WASHINGTON — U.S. and Mexican governments have resolved a trade dispute over trucking.
Mexico lifted tariffs on U.S. exports, including pork, on Oct. 21, and the U.S. government, earlier in October, granted the first permit to a Mexican trucking firm to haul goods into the United States.
The two governments in July signed an agreement resolving the trucking issue, with the U.S. Department of Transportation (DOT) crafting a cross-border trucking program and the Mexican government cutting the retaliatory tariffs by 50 percent.
The remaining tariffs were suspended Oct. 21 after DOT issued the trucking permit.

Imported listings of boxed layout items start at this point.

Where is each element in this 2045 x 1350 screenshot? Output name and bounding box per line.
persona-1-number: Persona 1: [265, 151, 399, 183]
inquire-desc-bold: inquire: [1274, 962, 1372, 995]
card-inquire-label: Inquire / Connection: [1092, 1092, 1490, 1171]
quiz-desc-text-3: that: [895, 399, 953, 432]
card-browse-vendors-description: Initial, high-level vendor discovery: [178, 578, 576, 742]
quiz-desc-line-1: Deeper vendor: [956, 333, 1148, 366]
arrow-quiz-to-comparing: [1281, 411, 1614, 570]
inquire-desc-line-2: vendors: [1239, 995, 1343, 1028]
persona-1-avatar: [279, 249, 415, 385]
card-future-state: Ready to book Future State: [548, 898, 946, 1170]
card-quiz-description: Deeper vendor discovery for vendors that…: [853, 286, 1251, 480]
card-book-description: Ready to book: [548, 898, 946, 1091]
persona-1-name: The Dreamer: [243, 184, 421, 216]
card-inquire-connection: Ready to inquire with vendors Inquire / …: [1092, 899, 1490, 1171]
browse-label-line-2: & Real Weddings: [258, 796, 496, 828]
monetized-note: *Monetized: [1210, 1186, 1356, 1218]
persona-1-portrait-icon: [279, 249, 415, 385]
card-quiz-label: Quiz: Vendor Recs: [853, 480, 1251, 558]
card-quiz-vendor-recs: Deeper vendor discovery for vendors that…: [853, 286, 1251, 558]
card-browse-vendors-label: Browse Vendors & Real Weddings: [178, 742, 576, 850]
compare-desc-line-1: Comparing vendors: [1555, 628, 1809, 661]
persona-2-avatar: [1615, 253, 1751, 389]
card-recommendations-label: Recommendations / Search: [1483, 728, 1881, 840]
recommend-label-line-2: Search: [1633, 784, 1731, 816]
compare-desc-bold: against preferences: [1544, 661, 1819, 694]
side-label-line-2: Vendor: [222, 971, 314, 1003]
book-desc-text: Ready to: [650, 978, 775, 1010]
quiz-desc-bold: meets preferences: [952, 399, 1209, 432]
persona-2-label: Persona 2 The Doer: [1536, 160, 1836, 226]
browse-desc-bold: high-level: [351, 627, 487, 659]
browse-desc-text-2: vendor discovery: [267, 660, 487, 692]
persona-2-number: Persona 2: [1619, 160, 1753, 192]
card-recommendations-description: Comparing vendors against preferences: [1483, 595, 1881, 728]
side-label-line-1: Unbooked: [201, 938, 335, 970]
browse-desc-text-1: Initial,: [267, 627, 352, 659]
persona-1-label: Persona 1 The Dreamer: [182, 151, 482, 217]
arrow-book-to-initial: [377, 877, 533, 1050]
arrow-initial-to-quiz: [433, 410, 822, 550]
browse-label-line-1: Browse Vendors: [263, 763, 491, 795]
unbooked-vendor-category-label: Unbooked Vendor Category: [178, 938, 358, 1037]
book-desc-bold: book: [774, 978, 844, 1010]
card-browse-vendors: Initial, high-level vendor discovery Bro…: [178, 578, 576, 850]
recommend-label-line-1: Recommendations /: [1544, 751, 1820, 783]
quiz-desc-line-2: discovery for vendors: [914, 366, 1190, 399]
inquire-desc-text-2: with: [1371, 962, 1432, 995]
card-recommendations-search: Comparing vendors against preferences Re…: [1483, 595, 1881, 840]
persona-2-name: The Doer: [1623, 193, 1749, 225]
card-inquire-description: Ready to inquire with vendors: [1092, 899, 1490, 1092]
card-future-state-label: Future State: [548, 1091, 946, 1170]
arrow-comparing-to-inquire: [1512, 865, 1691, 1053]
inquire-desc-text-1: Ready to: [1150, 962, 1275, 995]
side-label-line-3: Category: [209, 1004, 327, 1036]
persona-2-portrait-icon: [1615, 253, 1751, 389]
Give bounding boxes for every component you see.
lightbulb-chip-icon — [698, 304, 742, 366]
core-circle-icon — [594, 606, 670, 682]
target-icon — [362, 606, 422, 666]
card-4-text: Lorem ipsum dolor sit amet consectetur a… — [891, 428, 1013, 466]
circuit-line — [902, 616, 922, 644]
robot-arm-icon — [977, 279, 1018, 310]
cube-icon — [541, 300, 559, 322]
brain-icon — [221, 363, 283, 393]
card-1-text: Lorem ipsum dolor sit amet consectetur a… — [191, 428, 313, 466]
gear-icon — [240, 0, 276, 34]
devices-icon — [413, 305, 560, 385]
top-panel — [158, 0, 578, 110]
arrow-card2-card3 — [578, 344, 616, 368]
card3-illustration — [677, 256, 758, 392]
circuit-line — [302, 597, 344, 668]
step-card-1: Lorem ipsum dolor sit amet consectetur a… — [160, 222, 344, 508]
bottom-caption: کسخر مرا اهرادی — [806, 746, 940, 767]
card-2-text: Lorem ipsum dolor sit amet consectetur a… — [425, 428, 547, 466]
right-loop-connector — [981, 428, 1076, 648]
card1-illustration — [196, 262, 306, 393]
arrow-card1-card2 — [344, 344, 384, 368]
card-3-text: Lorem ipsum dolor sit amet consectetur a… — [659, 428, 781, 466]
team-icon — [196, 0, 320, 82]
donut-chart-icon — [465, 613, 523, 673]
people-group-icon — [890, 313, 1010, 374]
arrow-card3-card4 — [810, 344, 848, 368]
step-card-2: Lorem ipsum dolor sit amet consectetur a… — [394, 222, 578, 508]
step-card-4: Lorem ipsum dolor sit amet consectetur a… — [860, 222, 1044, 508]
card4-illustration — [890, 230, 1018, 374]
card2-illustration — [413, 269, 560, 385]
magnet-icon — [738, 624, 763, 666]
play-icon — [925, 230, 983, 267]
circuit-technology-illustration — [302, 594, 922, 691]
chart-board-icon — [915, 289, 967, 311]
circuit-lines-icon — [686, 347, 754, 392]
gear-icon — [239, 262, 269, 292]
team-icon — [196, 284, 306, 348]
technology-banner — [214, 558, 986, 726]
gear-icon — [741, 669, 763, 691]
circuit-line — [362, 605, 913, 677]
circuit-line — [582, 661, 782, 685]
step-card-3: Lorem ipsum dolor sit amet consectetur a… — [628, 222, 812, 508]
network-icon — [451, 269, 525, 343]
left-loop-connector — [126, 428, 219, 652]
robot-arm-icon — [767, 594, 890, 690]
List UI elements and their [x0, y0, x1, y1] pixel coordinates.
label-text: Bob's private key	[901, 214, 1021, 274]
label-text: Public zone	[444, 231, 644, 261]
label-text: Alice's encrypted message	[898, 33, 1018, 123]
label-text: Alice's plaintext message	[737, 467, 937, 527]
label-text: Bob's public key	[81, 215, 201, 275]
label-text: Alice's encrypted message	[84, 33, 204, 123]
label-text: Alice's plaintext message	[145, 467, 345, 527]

“America’s pork producers are very pleased that the United States issued the first Mexican trucking permit, which has led today to the Mexican government removing the remaining retaliatory tariffs on our products,” said National Pork Producers Council President Doug Wolf, a producer from Lancaster, Wis.
The long-standing dispute between the nations was over a provision of the 1994 North American Free Trade Agreement. The trucking provision was set to become effective in December 1995, but the United States failed to abide by it.
Mexico imposed tariffs on 89 U.S. products in March 2009, after Congress failed to renew a two-year-old pilot program that allowed a limited number of Mexican trucks into the United States. Mexico added products, including pork, in August 2010 after the Obama administration failed to present a proposal for resolving the trucking dispute.
Mexico is the second largest market for the U.S. pork industry, which shipped $986 million of pork south of the border in 2010. Since 1993, the year before NAFTA was implemented, U.S. pork exports to Mexico have increased by 780 percent.